Willingness to Pay: A Welfarist ReassessmentPDF Download
From a welfarist perspective, willingness to pay (WTP) is relevant only as a proxy for individual preferences or utilities. Much of the criticism levied against the WTP criterion can be understood as saying that WTP is a bad proxy for utility, or that WTP contains limited information about preferences. Specifically, critics of WTP claim wealth effects prevent it from serving as a good proxy for utility. I formalize and extend this critique by developing a methodology for quantifying the informational content of WTP.
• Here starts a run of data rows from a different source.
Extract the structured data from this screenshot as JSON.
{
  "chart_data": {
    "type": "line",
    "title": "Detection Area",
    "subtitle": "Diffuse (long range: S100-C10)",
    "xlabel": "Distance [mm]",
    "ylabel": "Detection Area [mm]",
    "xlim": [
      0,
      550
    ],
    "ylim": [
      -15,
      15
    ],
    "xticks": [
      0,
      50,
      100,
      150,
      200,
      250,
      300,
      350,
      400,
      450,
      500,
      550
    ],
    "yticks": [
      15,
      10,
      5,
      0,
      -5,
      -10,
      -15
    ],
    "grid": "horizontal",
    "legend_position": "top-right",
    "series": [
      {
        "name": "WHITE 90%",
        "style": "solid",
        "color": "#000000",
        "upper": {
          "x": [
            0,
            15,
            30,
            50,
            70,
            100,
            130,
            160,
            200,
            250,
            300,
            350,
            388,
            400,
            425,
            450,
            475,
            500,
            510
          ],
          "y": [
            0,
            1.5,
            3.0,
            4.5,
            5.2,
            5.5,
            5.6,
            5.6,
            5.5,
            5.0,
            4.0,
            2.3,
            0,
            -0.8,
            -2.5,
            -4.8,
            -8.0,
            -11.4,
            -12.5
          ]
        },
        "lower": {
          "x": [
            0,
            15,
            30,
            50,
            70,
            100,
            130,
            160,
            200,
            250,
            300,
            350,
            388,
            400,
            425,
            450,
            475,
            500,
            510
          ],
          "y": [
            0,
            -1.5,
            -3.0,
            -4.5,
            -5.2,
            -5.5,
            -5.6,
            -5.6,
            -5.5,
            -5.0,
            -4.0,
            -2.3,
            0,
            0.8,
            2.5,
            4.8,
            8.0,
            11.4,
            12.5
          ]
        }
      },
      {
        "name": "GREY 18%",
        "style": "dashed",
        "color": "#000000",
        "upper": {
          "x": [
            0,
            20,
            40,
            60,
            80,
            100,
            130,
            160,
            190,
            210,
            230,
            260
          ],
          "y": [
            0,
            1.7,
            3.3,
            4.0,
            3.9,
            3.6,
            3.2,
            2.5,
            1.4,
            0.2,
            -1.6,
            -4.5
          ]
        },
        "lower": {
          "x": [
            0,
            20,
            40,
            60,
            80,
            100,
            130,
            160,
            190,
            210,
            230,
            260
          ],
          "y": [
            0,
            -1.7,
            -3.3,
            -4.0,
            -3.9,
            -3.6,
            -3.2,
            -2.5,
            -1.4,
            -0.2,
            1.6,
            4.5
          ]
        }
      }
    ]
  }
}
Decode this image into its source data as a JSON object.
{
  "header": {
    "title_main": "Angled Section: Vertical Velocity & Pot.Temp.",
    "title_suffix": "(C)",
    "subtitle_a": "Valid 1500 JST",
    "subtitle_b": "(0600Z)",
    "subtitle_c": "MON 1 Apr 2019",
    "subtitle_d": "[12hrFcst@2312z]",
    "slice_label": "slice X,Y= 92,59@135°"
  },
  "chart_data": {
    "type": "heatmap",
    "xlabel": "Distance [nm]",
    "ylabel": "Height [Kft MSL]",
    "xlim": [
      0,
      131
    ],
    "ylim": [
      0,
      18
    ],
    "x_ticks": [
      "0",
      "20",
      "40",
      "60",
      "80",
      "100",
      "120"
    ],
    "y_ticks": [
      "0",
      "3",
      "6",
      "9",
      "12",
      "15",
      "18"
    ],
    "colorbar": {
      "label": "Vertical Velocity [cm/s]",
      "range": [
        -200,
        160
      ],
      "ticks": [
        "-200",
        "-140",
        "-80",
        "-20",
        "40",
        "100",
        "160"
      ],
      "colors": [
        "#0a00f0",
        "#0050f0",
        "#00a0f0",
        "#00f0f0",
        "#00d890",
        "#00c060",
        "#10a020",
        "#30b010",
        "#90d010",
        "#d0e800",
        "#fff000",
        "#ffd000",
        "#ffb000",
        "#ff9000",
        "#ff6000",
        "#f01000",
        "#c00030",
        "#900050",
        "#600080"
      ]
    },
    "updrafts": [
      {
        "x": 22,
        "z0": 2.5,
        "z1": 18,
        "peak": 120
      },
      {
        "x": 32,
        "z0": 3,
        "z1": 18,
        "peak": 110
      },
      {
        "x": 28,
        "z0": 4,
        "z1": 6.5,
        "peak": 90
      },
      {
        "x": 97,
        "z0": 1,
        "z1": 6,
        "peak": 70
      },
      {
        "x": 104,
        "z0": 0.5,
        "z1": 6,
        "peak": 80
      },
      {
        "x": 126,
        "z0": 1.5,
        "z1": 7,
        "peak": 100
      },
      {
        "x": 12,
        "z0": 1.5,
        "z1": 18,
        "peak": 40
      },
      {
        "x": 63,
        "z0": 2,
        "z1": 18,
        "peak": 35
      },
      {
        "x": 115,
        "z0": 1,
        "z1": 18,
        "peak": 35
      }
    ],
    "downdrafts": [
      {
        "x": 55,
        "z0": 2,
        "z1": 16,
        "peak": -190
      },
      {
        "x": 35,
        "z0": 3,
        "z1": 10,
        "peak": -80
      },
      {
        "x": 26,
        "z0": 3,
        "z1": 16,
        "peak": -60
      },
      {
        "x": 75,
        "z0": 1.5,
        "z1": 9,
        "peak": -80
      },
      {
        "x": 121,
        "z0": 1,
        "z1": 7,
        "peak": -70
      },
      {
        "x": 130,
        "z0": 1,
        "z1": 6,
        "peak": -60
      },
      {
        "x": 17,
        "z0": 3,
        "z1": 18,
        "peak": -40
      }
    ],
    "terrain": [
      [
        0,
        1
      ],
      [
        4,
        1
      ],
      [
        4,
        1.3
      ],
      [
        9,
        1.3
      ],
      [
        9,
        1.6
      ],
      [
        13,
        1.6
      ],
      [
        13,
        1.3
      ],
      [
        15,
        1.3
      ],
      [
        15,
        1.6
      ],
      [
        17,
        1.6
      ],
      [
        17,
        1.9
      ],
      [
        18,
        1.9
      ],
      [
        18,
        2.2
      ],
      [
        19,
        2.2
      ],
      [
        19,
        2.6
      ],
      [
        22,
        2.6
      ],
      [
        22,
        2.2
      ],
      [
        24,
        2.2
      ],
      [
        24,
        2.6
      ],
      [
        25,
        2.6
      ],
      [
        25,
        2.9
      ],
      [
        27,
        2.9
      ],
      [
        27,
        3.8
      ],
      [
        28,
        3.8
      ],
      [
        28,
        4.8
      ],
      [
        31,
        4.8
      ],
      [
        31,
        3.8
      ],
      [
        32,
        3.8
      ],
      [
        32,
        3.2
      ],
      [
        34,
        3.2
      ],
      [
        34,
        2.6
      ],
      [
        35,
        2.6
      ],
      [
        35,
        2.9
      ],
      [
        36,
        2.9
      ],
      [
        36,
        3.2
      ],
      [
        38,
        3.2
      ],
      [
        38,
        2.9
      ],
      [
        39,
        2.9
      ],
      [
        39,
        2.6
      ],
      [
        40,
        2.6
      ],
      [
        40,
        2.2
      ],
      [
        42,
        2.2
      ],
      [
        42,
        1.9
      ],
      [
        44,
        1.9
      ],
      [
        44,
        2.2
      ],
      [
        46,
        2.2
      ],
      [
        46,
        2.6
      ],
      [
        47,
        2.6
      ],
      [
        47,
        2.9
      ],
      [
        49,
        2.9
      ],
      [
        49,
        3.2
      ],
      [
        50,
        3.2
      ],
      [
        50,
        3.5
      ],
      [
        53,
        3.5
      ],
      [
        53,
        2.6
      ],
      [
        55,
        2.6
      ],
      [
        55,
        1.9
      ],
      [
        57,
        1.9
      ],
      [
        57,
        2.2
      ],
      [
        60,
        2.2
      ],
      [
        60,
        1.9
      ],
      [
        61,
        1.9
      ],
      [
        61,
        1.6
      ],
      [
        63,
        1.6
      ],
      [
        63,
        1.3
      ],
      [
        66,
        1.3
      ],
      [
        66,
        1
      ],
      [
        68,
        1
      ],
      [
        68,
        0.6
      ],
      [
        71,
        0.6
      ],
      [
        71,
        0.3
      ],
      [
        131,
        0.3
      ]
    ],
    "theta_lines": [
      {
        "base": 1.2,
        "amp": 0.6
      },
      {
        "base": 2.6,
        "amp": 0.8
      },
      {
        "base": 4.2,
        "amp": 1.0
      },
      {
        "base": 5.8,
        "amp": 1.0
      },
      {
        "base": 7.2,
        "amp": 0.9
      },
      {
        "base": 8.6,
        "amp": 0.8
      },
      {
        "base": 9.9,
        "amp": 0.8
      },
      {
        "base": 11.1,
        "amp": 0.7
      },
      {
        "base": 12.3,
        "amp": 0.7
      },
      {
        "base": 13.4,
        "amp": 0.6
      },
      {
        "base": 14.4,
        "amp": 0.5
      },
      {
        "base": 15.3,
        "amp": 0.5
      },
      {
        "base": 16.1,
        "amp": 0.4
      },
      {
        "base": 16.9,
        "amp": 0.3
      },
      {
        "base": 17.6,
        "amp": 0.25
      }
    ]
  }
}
The informational content of WTP depends on how WTP is measured and applied. First, I distinguish between two types of policies: (i) policies that are not paid for by the individuals they affect and (ii) policies that are paid for by the individuals they affect. Second, I distinguish between two types of WTP measures: (i) individualized WTP and (ii) uniform, average WTP (like the value of a statistical life). When the cost of the policy is not borne by the affected individuals, individualized WTP has low informational content and increases wealth disparity. Uniform, average WTP has higher informational content and reduces wealth disparity, at least in the case of universal benefits. Therefore, when possible, a uniform, average WTP should be preferred in this scenario. When the cost of the policy is borne by the affected individuals, individualized WTP has high informational content but increases wealth disparity. Uniform, average WTP has lower informational content and indeterminate distributional implications. Here, the choice between individualized WTP and uniform, average WTP is more difficult.
I briefly consider two extensions. The first involves time. I present a dynamic extension of the relationship between the informational content of WTP and the wealth distribution. The second extension emphasizes the effect of forward-looking rationality on the WTP measure. The question of rationality raises additional concerns about WTP-based policymaking.